(1) Field of the Invention
The present invention relates to printed wiring boards and, more particularly, to a printed wiring board with zones of controlled thermal coefficient of expansion.
(2) Background Art
Printed wiring boards possessing a controlled thermal coefficient of expansion are very well known to those skilled in the art. In this regard, U.S. Pat. No. 3,794,887 to Brennan et al. teaches a printed circuit board including a plurality of flexible metal webs secured to a frame at their ends. A printed wiring board is secured to the webs so that each web has a free length between the frame and the adjacent edge of the printed wiring board. The webs provide a thermal path and isolation from vibration as well as a electrical path to the printed wiring board.
U.S. Pat.

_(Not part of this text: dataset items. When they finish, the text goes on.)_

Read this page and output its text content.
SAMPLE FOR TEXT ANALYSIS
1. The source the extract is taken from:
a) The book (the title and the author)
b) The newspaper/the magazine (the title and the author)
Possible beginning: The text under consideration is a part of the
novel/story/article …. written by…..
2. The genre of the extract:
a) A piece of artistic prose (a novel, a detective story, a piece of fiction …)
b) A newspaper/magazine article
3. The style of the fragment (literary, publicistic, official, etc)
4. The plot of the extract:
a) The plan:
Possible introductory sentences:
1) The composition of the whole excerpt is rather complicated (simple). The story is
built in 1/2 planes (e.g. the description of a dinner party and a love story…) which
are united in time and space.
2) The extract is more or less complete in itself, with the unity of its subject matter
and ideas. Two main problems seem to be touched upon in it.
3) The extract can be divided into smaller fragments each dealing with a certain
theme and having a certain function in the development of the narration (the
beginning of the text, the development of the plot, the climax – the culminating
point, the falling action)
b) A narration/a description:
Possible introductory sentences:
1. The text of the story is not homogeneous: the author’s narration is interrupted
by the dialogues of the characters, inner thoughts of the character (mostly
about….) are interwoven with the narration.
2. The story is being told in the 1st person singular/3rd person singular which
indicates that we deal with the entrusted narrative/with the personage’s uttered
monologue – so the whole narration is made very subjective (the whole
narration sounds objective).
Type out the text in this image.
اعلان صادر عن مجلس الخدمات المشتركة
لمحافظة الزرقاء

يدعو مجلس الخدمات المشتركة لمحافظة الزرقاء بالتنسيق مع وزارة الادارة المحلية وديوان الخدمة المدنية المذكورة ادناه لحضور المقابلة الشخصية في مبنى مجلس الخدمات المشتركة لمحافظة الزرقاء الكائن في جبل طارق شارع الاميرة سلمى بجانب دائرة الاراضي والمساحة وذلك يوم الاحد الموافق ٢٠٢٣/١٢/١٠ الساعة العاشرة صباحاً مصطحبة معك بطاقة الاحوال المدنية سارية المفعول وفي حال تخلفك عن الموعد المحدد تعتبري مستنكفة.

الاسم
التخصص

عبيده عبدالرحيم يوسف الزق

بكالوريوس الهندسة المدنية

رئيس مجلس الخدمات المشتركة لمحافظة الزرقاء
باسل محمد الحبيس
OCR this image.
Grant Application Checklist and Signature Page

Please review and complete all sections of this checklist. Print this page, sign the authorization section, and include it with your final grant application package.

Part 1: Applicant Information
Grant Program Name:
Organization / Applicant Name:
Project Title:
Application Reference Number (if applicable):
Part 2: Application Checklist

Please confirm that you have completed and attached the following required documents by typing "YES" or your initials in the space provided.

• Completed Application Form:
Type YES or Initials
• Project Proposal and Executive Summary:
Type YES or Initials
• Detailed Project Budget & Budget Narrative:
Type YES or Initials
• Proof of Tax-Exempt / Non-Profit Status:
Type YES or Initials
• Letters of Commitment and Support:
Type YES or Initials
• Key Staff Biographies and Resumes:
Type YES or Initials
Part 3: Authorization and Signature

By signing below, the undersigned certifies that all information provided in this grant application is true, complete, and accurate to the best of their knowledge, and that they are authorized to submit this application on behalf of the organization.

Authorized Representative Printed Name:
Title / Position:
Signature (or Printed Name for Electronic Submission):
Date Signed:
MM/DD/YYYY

No. 4,318,954 to Jensen teaches a composite printed wiring board including a surface fabricated from fiber of glass reinforced epoxy laminates secured by means of thermal set adhesive to a support member which is fabricated from graphite film and reinforced thermal set resin having a low coefficient of thermal expansion approaching zero. The unrestrained coefficient of thermal expansion of the printed wiring board is significantly greater than that of the support member. However, the composite assembly possesses a thermal expansion coefficient greatly reduced from that of the glass fiber reinforced epoxy and approaching that of a ceramic chip carrier.
U.S. Pat. No. 4,495,378 to Dotzer et al. teaches a circuit board consisting of a flat core plate of metallic material, graphite or electrically conductive carbon with a coating of electroplated aluminum eloxal. A conductor run structure may be generated on the aluminum eloxal layer to provide circuit interconnections.
U.S. Pat. No. 4,496,793 to Hanson et al. teaches a multilayer circuit board laminate which includes one or more stabilizing metal sheets for reducing the thermal coefficient of expansion of the laminate. The circuit board laminate disclosed is particularly useful in conjunction with leadless components and incorporates one or more stabilizing metal sheets into the composite multilayer board laminate assembly to stabilize the laminates thermal coefficient of expansion thereby enabling the laminate to be used in conjunction with leadless electronic components. The stabilizing layer may be formed of a composite metal dielectric laminate enabling the layer to be provided with a noncontinuous floating type pattern.
The above cited art while teaching various methods of controlling thermal coefficient of expansion and variously removing heat generated by electronic components, is not seen to teach the use of a stabilizing layer to control thermal coefficient of expansion and to remove heat in the manner taught by the present invention.